Twenty years ago I asked a Tarot card reader what would I be doing when I was 50. She replied, “I see you doing something so wildly creative, it defies a job title.” Only recently did I realize that was a slick way of saying, “I have no idea of what you’ll be doing.” But that prediction kept me charging ahead to the fifties with zeal and anticipation. Now that the future is today, I’m ready for anything!

The Pentagon Takes Shape

“No it won’t,” I told my husband Mike.

“Yes it will,” he insisted.

The issue being debated is the completion date of the Pentagon, the five-sided chicken coop that Mike is building. When the calendar hits November, a race begins to see which reaches the finish line first, December 31st or whatever major project is on the table.

To my way of thinking, progress is slow. If you can’t track it on an Excel spread sheet, it’s not happening.  Mike says progress in construction occurs in baby steps and giant leaps. Putting up the frame, filling in the corners and caulking up cracks are the baby steps. Putting up walls and installing windows are the giant leaps.

One of the rules on our farm, outside of No Mean Animals, is Don’t Throw Anything Away Because The Minute You Do You’ll Wish You Hadn’t. The drawback being, it’s easy for your property to lose curb appeal. The benefit, you can throw together a chicken coop for roughly fifty bucks.
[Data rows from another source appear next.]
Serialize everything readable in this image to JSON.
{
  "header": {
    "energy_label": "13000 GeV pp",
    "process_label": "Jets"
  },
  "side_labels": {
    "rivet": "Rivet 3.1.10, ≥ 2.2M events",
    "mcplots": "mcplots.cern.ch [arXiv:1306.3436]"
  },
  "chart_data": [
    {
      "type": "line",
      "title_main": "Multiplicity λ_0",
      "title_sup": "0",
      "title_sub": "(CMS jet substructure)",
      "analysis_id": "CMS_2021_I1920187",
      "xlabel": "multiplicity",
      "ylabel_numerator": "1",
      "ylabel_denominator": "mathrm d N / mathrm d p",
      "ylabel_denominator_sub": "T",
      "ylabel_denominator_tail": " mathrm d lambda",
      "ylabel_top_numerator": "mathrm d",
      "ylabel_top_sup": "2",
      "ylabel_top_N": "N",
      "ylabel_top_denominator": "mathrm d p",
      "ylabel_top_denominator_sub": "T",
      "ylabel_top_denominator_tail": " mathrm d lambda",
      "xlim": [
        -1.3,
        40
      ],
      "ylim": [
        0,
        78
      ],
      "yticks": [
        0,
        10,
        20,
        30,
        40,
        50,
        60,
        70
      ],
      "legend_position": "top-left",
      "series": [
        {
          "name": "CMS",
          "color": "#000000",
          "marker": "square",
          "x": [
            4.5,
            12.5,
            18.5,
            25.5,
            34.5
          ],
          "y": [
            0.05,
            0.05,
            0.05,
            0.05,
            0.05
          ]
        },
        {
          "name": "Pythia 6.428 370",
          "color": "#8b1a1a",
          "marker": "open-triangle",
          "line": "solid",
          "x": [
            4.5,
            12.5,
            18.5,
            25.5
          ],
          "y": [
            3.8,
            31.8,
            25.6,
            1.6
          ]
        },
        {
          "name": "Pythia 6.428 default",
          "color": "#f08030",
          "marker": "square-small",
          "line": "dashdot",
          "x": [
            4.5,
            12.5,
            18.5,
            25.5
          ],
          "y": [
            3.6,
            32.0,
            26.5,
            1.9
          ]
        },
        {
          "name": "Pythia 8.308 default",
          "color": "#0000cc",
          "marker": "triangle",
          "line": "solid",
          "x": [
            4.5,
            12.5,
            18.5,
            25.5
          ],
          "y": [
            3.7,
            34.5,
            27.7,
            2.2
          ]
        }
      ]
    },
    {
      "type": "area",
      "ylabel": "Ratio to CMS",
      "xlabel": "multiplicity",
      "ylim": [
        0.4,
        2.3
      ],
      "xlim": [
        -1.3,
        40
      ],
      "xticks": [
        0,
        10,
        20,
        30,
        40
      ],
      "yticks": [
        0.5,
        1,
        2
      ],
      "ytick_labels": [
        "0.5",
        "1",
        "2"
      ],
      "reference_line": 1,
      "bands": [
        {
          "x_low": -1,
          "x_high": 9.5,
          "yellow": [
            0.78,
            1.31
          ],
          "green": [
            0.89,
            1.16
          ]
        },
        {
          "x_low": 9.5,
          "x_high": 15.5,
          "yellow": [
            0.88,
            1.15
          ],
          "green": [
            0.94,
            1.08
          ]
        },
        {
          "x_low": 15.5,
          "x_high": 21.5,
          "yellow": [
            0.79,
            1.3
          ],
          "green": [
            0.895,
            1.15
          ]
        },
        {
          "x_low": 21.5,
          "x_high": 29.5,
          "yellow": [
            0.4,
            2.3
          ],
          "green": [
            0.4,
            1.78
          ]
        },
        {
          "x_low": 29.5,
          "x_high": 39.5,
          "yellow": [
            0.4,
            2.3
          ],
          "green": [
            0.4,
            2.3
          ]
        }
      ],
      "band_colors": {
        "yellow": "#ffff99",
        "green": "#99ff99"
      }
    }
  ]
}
The former owner of our house also believed in the No Throwaway Rule. Mike was rummaging in the garage and found a stash of small windows and a couple of sliding patio windows, making the Pentagon a chicken coop with a picture-window view.  All windows either slide or crank open to keep the interior from becoming a broaster.

The finishing touch is a set of 1960s-era monkey bars that will be joined to the Pentagon by a chicken run made of orange plastic snow fencing. The monkey bars are from the old Kerrick School and are close cousins of the monkey bars from Alfred Hitchcock’s The Birds. Our set will be entirely covered with snow fencing during Phase Two of construction.

Our farm has been a diploma mill for foxes earning a Ph.D.: Pilfering Hens Daily. But no more. Whenever the Pentagon will be completed, it'll be "better than new," an expression my Dad used whenever he finished a repair job. He'd be proud of Mike's work. The Pentagon's skeleton has withstood winds of fifty miles an hour. It will be sunny and spacious. Add WiFi and I might commandeer it for a writer's office!